An Alien Dragnet

  • TERU IWASAKI/AP

    Members of the "Not In Our Name Project" coalition pray in front of INS offices in New York City

    It seemed at first like a cumbersome bit of old-fashioned gumshoe work. Soon after the U.S. military went into Afghanistan, the FBI, the CIA and military intelligence began collecting fingerprints of al-Qaeda operatives and members of other international terrorist groups. They scoured caves and safe houses in Afghanistan and Pakistan and sought records from police and security services worldwide.
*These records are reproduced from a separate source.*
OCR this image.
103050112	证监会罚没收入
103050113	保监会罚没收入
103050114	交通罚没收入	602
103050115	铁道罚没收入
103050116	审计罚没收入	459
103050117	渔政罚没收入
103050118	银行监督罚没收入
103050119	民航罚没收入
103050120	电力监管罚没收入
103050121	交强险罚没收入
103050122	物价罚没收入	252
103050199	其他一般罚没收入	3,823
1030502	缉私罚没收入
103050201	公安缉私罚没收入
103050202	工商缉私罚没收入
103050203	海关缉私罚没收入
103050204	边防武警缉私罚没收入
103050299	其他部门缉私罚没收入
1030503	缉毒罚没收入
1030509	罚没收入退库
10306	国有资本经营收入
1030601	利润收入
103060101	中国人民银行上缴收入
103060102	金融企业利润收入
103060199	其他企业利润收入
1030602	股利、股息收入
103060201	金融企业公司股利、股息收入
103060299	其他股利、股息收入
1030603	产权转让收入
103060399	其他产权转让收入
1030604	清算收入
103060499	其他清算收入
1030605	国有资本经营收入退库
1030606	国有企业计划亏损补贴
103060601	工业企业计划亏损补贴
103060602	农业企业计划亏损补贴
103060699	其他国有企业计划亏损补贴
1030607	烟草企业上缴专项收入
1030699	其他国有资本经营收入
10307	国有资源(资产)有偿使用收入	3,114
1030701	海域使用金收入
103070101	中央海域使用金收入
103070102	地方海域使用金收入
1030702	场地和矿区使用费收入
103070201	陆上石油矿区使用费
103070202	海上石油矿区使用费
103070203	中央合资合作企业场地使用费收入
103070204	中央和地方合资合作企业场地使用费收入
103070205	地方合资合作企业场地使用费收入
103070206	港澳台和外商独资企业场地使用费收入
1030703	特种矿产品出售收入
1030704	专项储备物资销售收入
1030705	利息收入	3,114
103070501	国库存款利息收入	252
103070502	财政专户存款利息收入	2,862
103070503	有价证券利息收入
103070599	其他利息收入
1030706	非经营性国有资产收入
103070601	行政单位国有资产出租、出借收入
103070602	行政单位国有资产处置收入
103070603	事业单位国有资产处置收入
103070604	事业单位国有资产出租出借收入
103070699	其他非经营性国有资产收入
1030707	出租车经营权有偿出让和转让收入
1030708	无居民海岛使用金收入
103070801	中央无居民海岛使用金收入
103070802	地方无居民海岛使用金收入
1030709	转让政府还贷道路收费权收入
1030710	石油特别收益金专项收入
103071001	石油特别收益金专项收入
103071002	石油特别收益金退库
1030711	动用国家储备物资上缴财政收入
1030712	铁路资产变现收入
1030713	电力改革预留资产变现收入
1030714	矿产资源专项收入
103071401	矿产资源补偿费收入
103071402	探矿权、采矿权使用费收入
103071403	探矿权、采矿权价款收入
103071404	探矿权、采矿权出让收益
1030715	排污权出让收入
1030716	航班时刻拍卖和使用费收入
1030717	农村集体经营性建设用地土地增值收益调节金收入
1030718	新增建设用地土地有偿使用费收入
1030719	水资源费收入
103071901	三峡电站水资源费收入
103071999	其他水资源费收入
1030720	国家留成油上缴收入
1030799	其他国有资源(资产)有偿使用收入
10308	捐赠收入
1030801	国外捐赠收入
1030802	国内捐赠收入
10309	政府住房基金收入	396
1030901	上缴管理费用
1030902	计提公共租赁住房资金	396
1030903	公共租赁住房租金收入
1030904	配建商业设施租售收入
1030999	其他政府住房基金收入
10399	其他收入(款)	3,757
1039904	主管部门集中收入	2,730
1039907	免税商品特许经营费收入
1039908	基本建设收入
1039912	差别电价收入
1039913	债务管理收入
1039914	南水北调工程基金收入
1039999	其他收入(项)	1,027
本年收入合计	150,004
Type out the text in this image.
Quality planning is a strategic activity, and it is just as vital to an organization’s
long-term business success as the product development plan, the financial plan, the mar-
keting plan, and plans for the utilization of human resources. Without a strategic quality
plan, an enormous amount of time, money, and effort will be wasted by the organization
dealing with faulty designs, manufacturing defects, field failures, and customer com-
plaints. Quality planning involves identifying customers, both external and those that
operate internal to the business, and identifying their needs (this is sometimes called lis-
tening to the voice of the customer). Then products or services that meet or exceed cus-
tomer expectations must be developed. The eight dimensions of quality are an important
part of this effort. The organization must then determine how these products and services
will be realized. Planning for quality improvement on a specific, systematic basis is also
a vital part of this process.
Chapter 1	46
Thousands of prints were digitized and entered into a classified database, along with names, aliases, mug shots, addresses, associates, descriptions of scars and, occasionally, DNA data.
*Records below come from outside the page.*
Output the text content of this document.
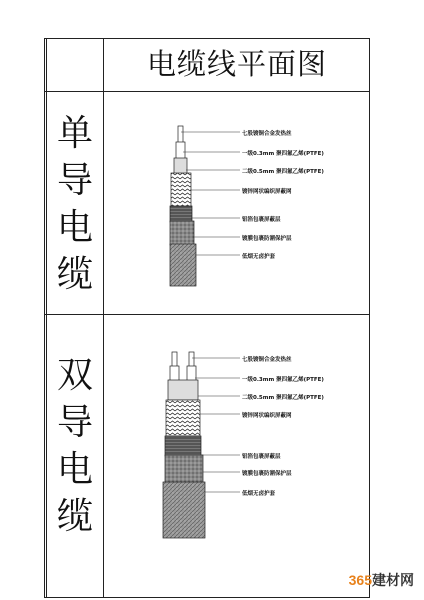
电缆线平面图
单
导
电
缆
双
导
电
缆
七股镀铜合金发热丝
一级0.3mm 聚四氟乙烯(PTFE)
二级0.5mm 聚四氟乙烯(PTFE)
镀锌网状编织屏蔽网
铝箔包裹屏蔽层
镀膜包裹防潮保护层
低烟无卤护套
七股镀铜合金发热丝
一级0.3mm 聚四氟乙烯(PTFE)
二级0.5mm 聚四氟乙烯(PTFE)
镀锌网状编织屏蔽网
铝箔包裹屏蔽层
镀膜包裹防潮保护层
低烟无卤护套
365建材网
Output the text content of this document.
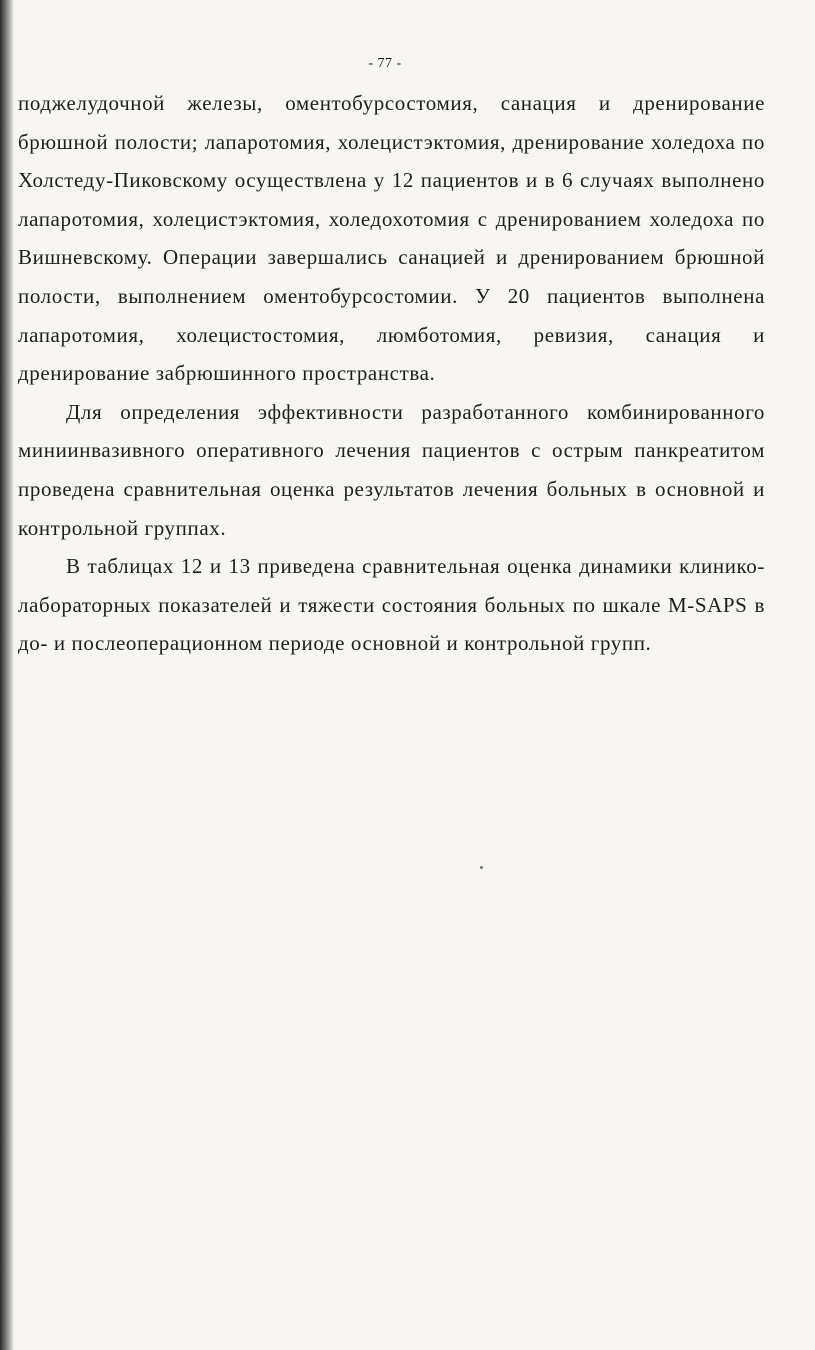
- 77 -

поджелудочной железы, оментобурсостомия, санация и дренирование брюшной полости; лапаротомия, холецистэктомия, дренирование холедоха по Холстеду-Пиковскому осуществлена у 12 пациентов и в 6 случаях выполнено лапаротомия, холецистэктомия, холедохотомия с дренированием холедоха по Вишневскому. Операции завершались санацией и дренированием брюшной полости, выполнением оментобурсостомии. У 20 пациентов выполнена лапаротомия, холецистостомия, люмботомия, ревизия, санация и дренирование забрюшинного пространства.

Для определения эффективности разработанного комбинированного миниинвазивного оперативного лечения пациентов с острым панкреатитом проведена сравнительная оценка результатов лечения больных в основной и контрольной группах.

В таблицах 12 и 13 приведена сравнительная оценка динамики клинико-лабораторных показателей и тяжести состояния больных по шкале M-SAPS в до- и послеоперационном периоде основной и контрольной групп.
    Now, U.S. authorities say, this ambitious project is paying off. In the past three months, federal law-enforcement officials tell TIME, two men attempting to enter the U.S. were red-flagged when matches of their fingerprints and other information were found in the terrorist database. U.S. officials won't divulge more details, but they say the fingerprinting matches validate the Justice Department's beefed-up program to screen foreigners, the National Security Entry-Exit Registration System. Those efforts include not only more scrutiny at the border but also the internal "call-ins" of men from predominantly Arab and Muslim countries, which have drawn protests from civil-rights groups. Last week marked the second of three deadlines for men from 20 countries to report to INS offices, where they are questioned, photographed and fingerprinted.
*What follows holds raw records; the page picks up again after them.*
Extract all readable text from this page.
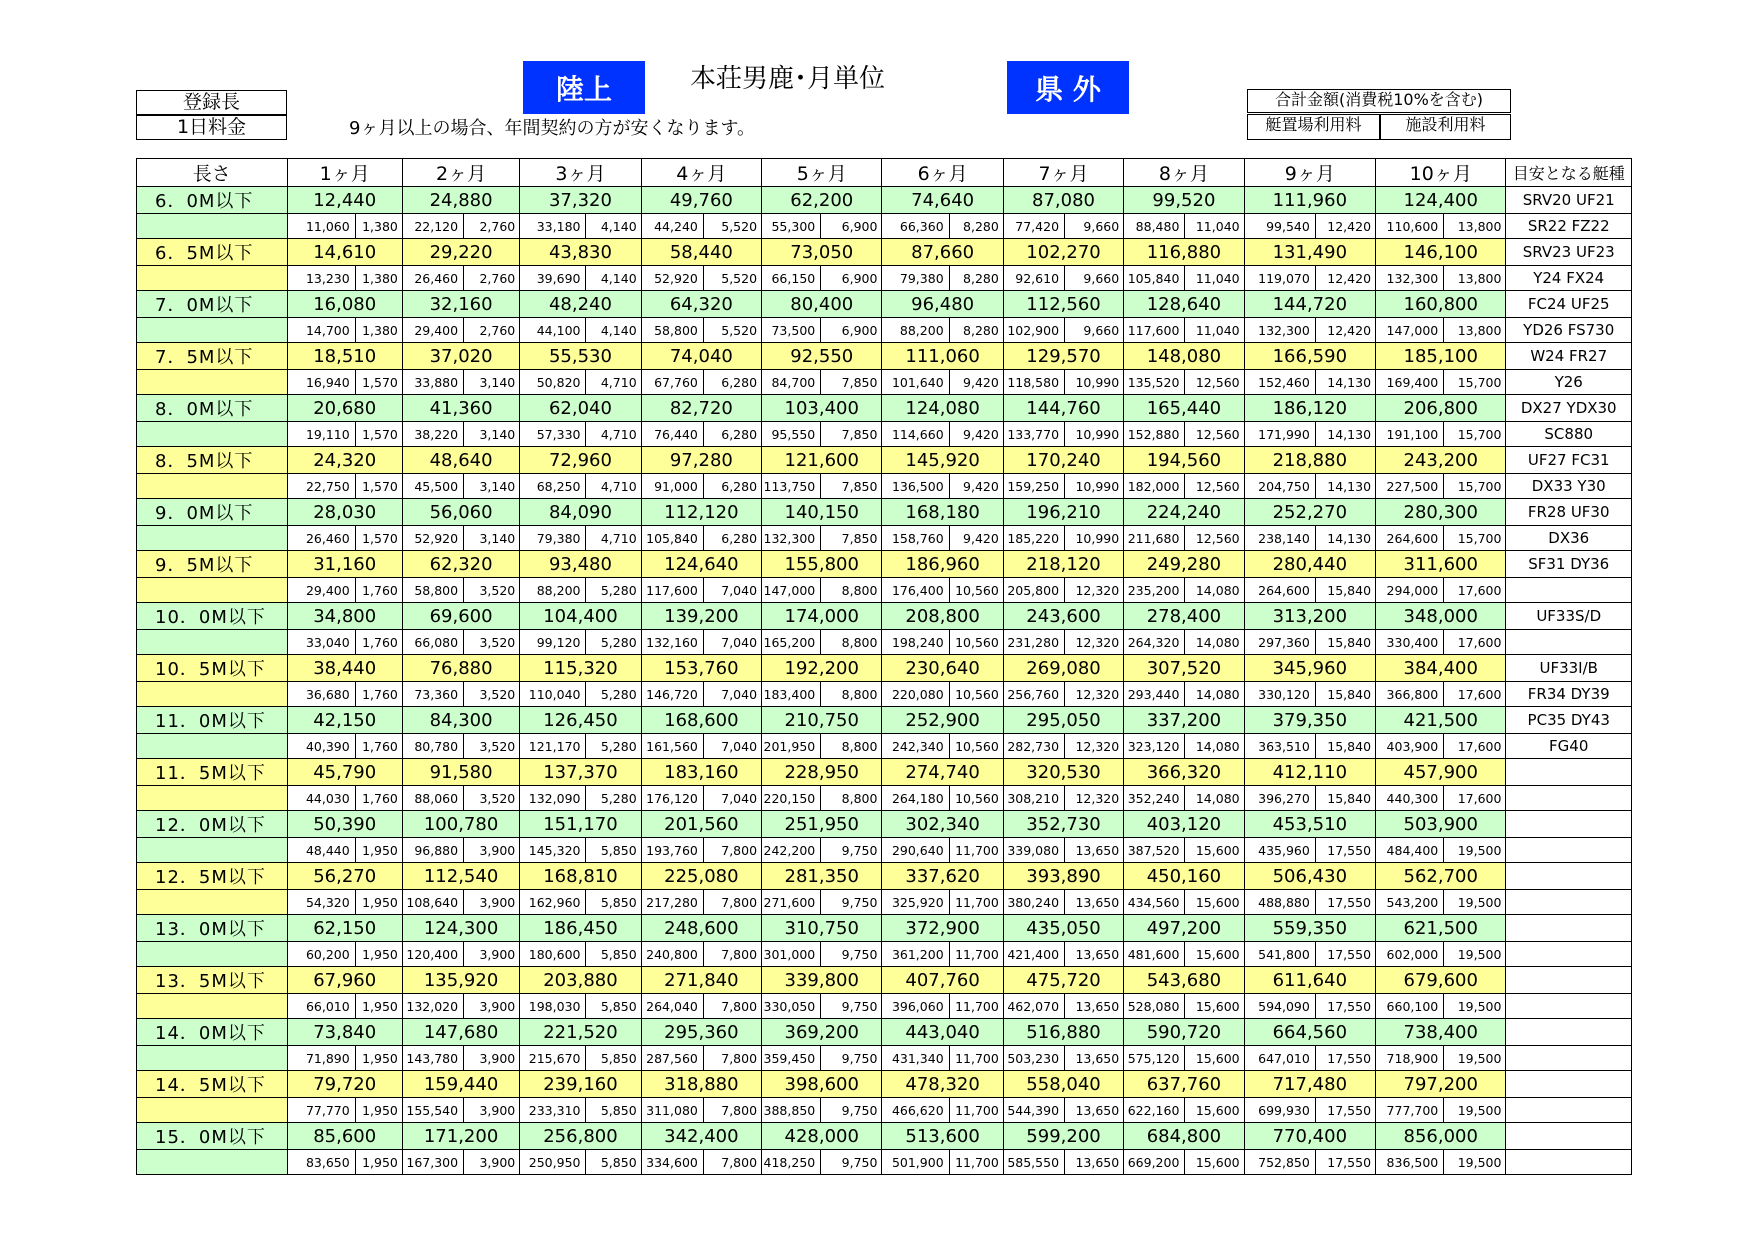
陸上	本荘男鹿･月単位	県 外
登録長
1日料金	9ヶ月以上の場合、年間契約の方が安くなります。
合計金額(消費税10%を含む)
艇置場利用料	施設利用料
長さ	1ヶ月		2ヶ月		3ヶ月		4ヶ月		5ヶ月		6ヶ月		7ヶ月		8ヶ月		9ヶ月		10ヶ月		目安となる艇種
6．0M以下	12,440		24,880		37,320		49,760		62,200		74,640		87,080		99,520		111,960		124,400		SRV20 UF21
	11,060	1,380	22,120	2,760	33,180	4,140	44,240	5,520	55,300	6,900	66,360	8,280	77,420	9,660	88,480	11,040	99,540	12,420	110,600	13,800	SR22 FZ22
6．5M以下	14,610		29,220		43,830		58,440		73,050		87,660		102,270		116,880		131,490		146,100		SRV23 UF23
	13,230	1,380	26,460	2,760	39,690	4,140	52,920	5,520	66,150	6,900	79,380	8,280	92,610	9,660	105,840	11,040	119,070	12,420	132,300	13,800	Y24 FX24
7．0M以下	16,080		32,160		48,240		64,320		80,400		96,480		112,560		128,640		144,720		160,800		FC24 UF25
	14,700	1,380	29,400	2,760	44,100	4,140	58,800	5,520	73,500	6,900	88,200	8,280	102,900	9,660	117,600	11,040	132,300	12,420	147,000	13,800	YD26 FS730
7．5M以下	18,510		37,020		55,530		74,040		92,550		111,060		129,570		148,080		166,590		185,100		W24 FR27
	16,940	1,570	33,880	3,140	50,820	4,710	67,760	6,280	84,700	7,850	101,640	9,420	118,580	10,990	135,520	12,560	152,460	14,130	169,400	15,700	Y26
8．0M以下	20,680		41,360		62,040		82,720		103,400		124,080		144,760		165,440		186,120		206,800		DX27 YDX30
	19,110	1,570	38,220	3,140	57,330	4,710	76,440	6,280	95,550	7,850	114,660	9,420	133,770	10,990	152,880	12,560	171,990	14,130	191,100	15,700	SC880
8．5M以下	24,320		48,640		72,960		97,280		121,600		145,920		170,240		194,560		218,880		243,200		UF27 FC31
	22,750	1,570	45,500	3,140	68,250	4,710	91,000	6,280	113,750	7,850	136,500	9,420	159,250	10,990	182,000	12,560	204,750	14,130	227,500	15,700	DX33 Y30
9．0M以下	28,030		56,060		84,090		112,120		140,150		168,180		196,210		224,240		252,270		280,300		FR28 UF30
	26,460	1,570	52,920	3,140	79,380	4,710	105,840	6,280	132,300	7,850	158,760	9,420	185,220	10,990	211,680	12,560	238,140	14,130	264,600	15,700	DX36
9．5M以下	31,160		62,320		93,480		124,640		155,800		186,960		218,120		249,280		280,440		311,600		SF31 DY36
	29,400	1,760	58,800	3,520	88,200	5,280	117,600	7,040	147,000	8,800	176,400	10,560	205,800	12,320	235,200	14,080	264,600	15,840	294,000	17,600	
10．0M以下	34,800		69,600		104,400		139,200		174,000		208,800		243,600		278,400		313,200		348,000		UF33S/D
	33,040	1,760	66,080	3,520	99,120	5,280	132,160	7,040	165,200	8,800	198,240	10,560	231,280	12,320	264,320	14,080	297,360	15,840	330,400	17,600	
10．5M以下	38,440		76,880		115,320		153,760		192,200		230,640		269,080		307,520		345,960		384,400		UF33I/B
	36,680	1,760	73,360	3,520	110,040	5,280	146,720	7,040	183,400	8,800	220,080	10,560	256,760	12,320	293,440	14,080	330,120	15,840	366,800	17,600	FR34 DY39
11．0M以下	42,150		84,300		126,450		168,600		210,750		252,900		295,050		337,200		379,350		421,500		PC35 DY43
	40,390	1,760	80,780	3,520	121,170	5,280	161,560	7,040	201,950	8,800	242,340	10,560	282,730	12,320	323,120	14,080	363,510	15,840	403,900	17,600	FG40
11．5M以下	45,790		91,580		137,370		183,160		228,950		274,740		320,530		366,320		412,110		457,900		
	44,030	1,760	88,060	3,520	132,090	5,280	176,120	7,040	220,150	8,800	264,180	10,560	308,210	12,320	352,240	14,080	396,270	15,840	440,300	17,600	
12．0M以下	50,390		100,780		151,170		201,560		251,950		302,340		352,730		403,120		453,510		503,900		
	48,440	1,950	96,880	3,900	145,320	5,850	193,760	7,800	242,200	9,750	290,640	11,700	339,080	13,650	387,520	15,600	435,960	17,550	484,400	19,500	
12．5M以下	56,270		112,540		168,810		225,080		281,350		337,620		393,890		450,160		506,430		562,700		
	54,320	1,950	108,640	3,900	162,960	5,850	217,280	7,800	271,600	9,750	325,920	11,700	380,240	13,650	434,560	15,600	488,880	17,550	543,200	19,500	
13．0M以下	62,150		124,300		186,450		248,600		310,750		372,900		435,050		497,200		559,350		621,500		
	60,200	1,950	120,400	3,900	180,600	5,850	240,800	7,800	301,000	9,750	361,200	11,700	421,400	13,650	481,600	15,600	541,800	17,550	602,000	19,500	
13．5M以下	67,960		135,920		203,880		271,840		339,800		407,760		475,720		543,680		611,640		679,600		
	66,010	1,950	132,020	3,900	198,030	5,850	264,040	7,800	330,050	9,750	396,060	11,700	462,070	13,650	528,080	15,600	594,090	17,550	660,100	19,500	
14．0M以下	73,840		147,680		221,520		295,360		369,200		443,040		516,880		590,720		664,560		738,400		
	71,890	1,950	143,780	3,900	215,670	5,850	287,560	7,800	359,450	9,750	431,340	11,700	503,230	13,650	575,120	15,600	647,010	17,550	718,900	19,500	
14．5M以下	79,720		159,440		239,160		318,880		398,600		478,320		558,040		637,760		717,480		797,200		
	77,770	1,950	155,540	3,900	233,310	5,850	311,080	7,800	388,850	9,750	466,620	11,700	544,390	13,650	622,160	15,600	699,930	17,550	777,700	19,500	
15．0M以下	85,600		171,200		256,800		342,400		428,000		513,600		599,200		684,800		770,400		856,000		
	83,650	1,950	167,300	3,900	250,950	5,850	334,600	7,800	418,250	9,750	501,900	11,700	585,550	13,650	669,200	15,600	752,850	17,550	836,500	19,500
    Sources tell TIME of one intriguing arrest that resulted from these call-ins: a Saudi student at a Florida aviation school was detained after he ignored a legal requirement to check in with the INS within 30 days of entering the U.S. Officials say he is being held in jail and investigated. So far, there's no evidence of terrorist links, but the case is being taken seriously because seven of the Sept. 11 hijackers—including four Saudis—studied in U.S. flight schools. A lawyer engaged by the Saudi embassy says she knows of no one who is being held as a possible national-security threat as a result of the immigration crackdown.